Brussels, 07 March 2002
The creation of networks of virtual health institutes and improvements to the procedure for introducing innovative medicines to the market are among suggestions for stimulating innovation and improving the EU science base proposed by the G10 Medicines Group, established Enterprise and Information Society Commissioner Erkki Liikanen and Health and Consumer Protection Commissioner David Byrne.
The 'High level group on innovation and provision of medicines,' set up in March 2001, aims to review ways of encouraging innovation and competitiveness in the pharmaceutical industry while ensuring high public health standards. In addition to Commissioners Liikanen and Byrne, the group includes a number of European health and industry ministers, pharmaceutical and health industry leaders and patient representatives.
The G10 group's recommendations for action at European and national level, adopted on 26 February, include a call for the European institutions to consider ways of improving the current licensing system to aid the introduction of innovative medicines to the market. The group calls for the use of telematics to improve the operation of the Community regulatory system.

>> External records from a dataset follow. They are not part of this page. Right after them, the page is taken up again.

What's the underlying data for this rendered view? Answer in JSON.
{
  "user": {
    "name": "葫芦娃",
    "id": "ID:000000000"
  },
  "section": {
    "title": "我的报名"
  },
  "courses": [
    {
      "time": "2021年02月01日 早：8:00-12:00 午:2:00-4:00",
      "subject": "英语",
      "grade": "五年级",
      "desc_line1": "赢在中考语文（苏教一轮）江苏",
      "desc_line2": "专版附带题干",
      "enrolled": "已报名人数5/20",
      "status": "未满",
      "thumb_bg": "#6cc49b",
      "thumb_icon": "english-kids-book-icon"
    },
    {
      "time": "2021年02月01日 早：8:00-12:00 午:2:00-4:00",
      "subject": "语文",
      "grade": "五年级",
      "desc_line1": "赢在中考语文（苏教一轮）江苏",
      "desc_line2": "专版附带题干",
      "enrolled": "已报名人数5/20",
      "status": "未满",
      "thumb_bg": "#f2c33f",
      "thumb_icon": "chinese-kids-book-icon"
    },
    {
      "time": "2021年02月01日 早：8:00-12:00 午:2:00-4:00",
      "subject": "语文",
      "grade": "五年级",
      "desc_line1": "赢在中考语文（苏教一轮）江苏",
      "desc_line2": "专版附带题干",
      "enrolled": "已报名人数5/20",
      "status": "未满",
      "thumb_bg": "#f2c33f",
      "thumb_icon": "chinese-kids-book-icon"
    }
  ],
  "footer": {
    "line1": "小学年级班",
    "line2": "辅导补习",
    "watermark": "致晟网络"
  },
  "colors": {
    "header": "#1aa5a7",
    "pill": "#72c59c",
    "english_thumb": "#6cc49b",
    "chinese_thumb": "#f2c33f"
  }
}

The group also states that 'the effective exploitation of the science base in the EU is hampered by relatively weak links between research centres in different Member States,' and says the creation of European virtual institutes of health, connecting existing centres for fundamental and clinical research in a European network of excellence, could help to remedy the problem.
In addition, the group recommends that the European Commission, Member States and industry 'should work together to adopt and implement policies that promote disclosure and public engagement in research.' It suggests that the Commission and Member States coordinate and support the conduct of clinical trials on a European scale and establish a database of trials and clinical research results. It also calls on the Commission and Member States to put in place effective incentives for researching, developing and marketing medicines for children.
The group also advocates support for the development of a biotechnology strategy in line with the recent EU biotechnology and life sciences strategy announced proposed by the European Commission.
The group presented a number of recommendations to improve the working of the pharmaceuticals market. It calls on the Commission to develop a comprehensive set of benchmarking indicators covering the industrial competitiveness of the pharmaceutical industry, the treatment of diseases and emerging health threats, and the relationship between EU and Member State regulatory structures and the uptake of pharmaceuticals. It recommended measures to reduce the time between the granting of a market authorisation and pricing and reimbursement decisions, develop a competitive generic market and tackle intellectual property issues linked to this and develop a health technology assessment (HTA) which includes clinical and cost effectiveness.
The recommendations put forward by the group to help improve patient information include a review of legislation on patient information and moves to boost post-marketing surveillance and fund European patient groups.
The G10 group's recommendations will be set out in a report to be presented to the European Commission President Romano Prodi in May.